Some people with anger problems do so because they themselves are being triggered. Help them deal with their past problem; compassion helps.

That’s good advice in some situations, but I don’t think it’s applicable in the situation they asked about. I think what you’re saying makes a lot of sense in situations in which you’re responsible for another person’s physical and emotional wellbeing. For instance, if you’re raising a kid, or working with a kid who has been through traumatic things, the first thing to keep in mind is that they’re doing things for reasons and that compassion goes a long way.

But you can’t have that relationship with every traumatized person you encounter. It’s not appropriate with a roommate.

And that person was asking specially about what to do about the fact that they are triggered by their roommate’s depression and anger. It was a question about how to make a living situation work, not a question about how to make a support relationship work.

Getting involved enough to help someone deal with their past problem is a completely different kind of relationship than they were asking about. And there’s no indication that either they or their roommate wants that.
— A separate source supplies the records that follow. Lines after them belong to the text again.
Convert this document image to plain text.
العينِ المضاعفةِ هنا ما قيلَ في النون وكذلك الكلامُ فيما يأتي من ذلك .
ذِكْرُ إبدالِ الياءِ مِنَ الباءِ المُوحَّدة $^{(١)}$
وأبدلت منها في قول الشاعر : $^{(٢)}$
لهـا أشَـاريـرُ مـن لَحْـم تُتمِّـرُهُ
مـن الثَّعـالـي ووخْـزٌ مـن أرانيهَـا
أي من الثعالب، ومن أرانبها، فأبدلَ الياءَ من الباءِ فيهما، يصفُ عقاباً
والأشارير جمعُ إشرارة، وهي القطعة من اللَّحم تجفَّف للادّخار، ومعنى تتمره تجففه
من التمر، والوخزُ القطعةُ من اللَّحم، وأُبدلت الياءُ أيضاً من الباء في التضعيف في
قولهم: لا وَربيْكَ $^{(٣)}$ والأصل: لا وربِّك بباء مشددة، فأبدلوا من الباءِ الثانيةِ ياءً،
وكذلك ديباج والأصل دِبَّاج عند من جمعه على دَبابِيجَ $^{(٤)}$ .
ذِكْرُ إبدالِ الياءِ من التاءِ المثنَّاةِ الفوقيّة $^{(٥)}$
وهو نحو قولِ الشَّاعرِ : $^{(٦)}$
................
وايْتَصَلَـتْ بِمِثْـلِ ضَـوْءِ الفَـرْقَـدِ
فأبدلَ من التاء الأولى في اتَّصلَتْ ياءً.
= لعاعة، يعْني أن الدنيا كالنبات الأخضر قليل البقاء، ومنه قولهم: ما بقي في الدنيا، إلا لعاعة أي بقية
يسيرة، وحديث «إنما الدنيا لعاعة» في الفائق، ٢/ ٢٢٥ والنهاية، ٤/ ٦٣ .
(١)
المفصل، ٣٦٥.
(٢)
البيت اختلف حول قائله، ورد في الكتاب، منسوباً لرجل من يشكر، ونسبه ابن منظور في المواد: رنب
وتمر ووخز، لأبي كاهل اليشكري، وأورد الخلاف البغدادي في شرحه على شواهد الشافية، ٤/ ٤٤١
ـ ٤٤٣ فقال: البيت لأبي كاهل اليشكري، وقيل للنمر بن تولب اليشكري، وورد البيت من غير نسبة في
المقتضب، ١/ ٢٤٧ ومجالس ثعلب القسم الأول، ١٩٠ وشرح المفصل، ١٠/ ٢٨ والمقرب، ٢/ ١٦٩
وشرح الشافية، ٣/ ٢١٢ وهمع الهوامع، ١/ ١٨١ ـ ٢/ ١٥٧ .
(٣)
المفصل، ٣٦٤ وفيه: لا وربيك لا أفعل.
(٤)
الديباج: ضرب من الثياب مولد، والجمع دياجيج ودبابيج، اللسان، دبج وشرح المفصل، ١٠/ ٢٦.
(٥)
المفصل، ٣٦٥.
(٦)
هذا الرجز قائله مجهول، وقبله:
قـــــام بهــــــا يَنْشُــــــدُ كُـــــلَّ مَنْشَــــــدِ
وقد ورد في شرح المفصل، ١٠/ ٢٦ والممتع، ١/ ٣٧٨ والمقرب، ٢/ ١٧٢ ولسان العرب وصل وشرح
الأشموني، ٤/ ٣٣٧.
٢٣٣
And, when you are triggered by someone even at a relatively distant relationship, it’s generally not a good idea to establish an even closer relationship with that person.

Their roommate’s past is not their problem, and helping their roommate get over their past is not their responsibility.

“I would never abuse anyone!”

This kind of conversation is a major red flag:

  • Bob: I’m going to go to the mall.
  • Stan: Don’t go to the mall. I want you to stay home.
  • Bob: Um, why not? I need new trousers.
  • Stan: Why are you taking that tone?! Are you saying I’m abusive? You wouldn’t be upset if I wasn’t abusive, so you must think I’m abusing you. I’d never abuse anyone! How dare you?!

Another version:

  • Bob: Could you not make jokes about my weight? It makes me feel bad.
  • Stan: I would never do anything to hurt you! How dare you call this bullying!

It’s especially bad when:

  • It happens every time Stan and Bob want different things.
  • Because it gets to the point where it’s impossible for Bob to say no without accusing Stan of being abusive
  • Or where Bob can’t express a preference that conflicts with Stan’s. 
  • This means that Bob has to always do what Stan wants, or else call Stan a bad person
  • This is an awful way to live

In a mutually respectful relationship:

  • People want different things from time to time
  • People hurt each other in minor ways
  • People make mistakes, and need to be told about them
  • Everyone understands this, and can accept that their friend/partner/whatever wants something different, or is upset about something they did
  • They understand that wanting different things, or being upset about something, is not an accusation of abuse.

If someone close to you claims that you’re accusing them of being abusive every time you have a conflict with them, they probably are, in fact, being abusive.